Entonces un día no resistió la tentación, y en una mañana de esas que quedan huérfanas del itinerario de viaje, decidió cruzar el Ponte Sisto y sumergirse en el asombro. Iba abriendo todos sus poros sensitivos, con su rio repleto de historias de gladiadores y esclavos, parte de un sinfín de películas de Hollywood y del ADN de la civilización moderna. El puente, una construcción pre colombina, resistió intacto el paso del tiempo desde antes de que Christóphoro Colombo le pidiera financiamiento a los reyes católicos para su aventura, dos guerras mundiales y el peso de millones de curiosos que lo siguen surcando a pie y en bicicletas azules. Del otro lado, edificios de piedra de otros tiempos lo esperaban, cortados a pulso, gastados por el viento, la lluvia y el sol. Presión y tiempo, herramientas fundamentales para cambiar la forma de cualquier cosa. Hasta la de las piedras. Las flores y sus pimpollos rojos y blancos, plantas colgantes de todas las paletas de verdes, estaban envueltas en rayos de luz cremosa, dando imágenes espaciales de sombra sobre adoquines de granito marmolado con alguna que otra caca de perro callejero. El Monet perfecto, un Monet viviente. No quería ningún tropiezo sobre ese piso tan rugoso de piedras dientudas y desprolijas. La verdad es que no podía asimilar tanta belleza junta, e incluso la belleza con escasas imperfecciones. El wabi sabi de la filosofía japonesa.

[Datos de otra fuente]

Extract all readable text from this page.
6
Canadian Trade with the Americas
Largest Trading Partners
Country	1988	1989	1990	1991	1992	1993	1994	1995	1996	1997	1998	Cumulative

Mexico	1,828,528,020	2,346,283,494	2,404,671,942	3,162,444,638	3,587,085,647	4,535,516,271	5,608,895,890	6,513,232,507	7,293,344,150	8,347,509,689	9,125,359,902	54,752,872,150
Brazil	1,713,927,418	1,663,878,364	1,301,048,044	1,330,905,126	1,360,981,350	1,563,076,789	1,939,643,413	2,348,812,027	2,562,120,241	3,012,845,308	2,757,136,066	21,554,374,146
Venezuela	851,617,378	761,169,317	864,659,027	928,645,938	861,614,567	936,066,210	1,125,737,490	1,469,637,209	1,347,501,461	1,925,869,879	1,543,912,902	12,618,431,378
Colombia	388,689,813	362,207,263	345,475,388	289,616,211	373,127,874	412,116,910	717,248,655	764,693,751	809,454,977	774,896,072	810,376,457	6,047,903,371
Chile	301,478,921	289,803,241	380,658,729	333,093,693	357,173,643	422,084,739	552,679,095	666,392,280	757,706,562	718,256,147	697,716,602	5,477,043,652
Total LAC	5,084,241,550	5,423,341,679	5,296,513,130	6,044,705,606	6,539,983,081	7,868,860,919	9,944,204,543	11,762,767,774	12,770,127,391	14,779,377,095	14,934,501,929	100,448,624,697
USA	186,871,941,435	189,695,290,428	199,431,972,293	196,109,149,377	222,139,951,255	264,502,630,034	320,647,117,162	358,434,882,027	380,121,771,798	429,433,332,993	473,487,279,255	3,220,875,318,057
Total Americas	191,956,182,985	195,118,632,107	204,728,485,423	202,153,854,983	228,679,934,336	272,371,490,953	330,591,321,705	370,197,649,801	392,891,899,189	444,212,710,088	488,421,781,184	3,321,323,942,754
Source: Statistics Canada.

Se espabiló y siguió derecho por la calle donde lo dejó el puente, y camino en línea recta, esquivando algunos orientales sacándole fotos a un Fiat 600 blanco del 70. Exploró menúes en las pizarras negras que colgaban frente a casas viejas, buscando signos o aromas que lo sedujeran y que lo transportaran a un plato de pastas. Justo cuando pasaba por una fuente, sorpresivamente, se le cruzó una mujer de pelo corto y gris, casi sin cuello, vistiendo una camisa con flores verdes y rosas que no disimulaba nada su buena dieta mediterránea y su escaso ejercicio diario. La acompañaba un montón de pequeños perros. ¿Eran cuatro? ¿cinco? ¿seis? Eran muchos: gordos, peludos, algunos tuertos, feos, despeinados y otros rengos y chinchudos. Ella le hablaba a cada uno, como si fuera su madre. Seguramente esos animales eran una gran compañía en su sospechada soledad. Se acercó, poniendo las manos hacia adelante, con timidez, como pibe que entrega inocente la gorra para que le den una moneda y con un italiano farfullado, le dijo: – Excusi, signoraaa…un lugar para manyar pasta, como fatta in casa… per favooore… usted conoceeee…?”.
La mujer reaccionó ante la cadencia musical forzada de las palabras y enseguida le respondió, en tono imperativo, mientras sus perros tironeaban las correas: “Manya allá, en la Hostaría Da Corrado. ¡Allá…!. Dile de parte de Rosalía, la de los canes…”.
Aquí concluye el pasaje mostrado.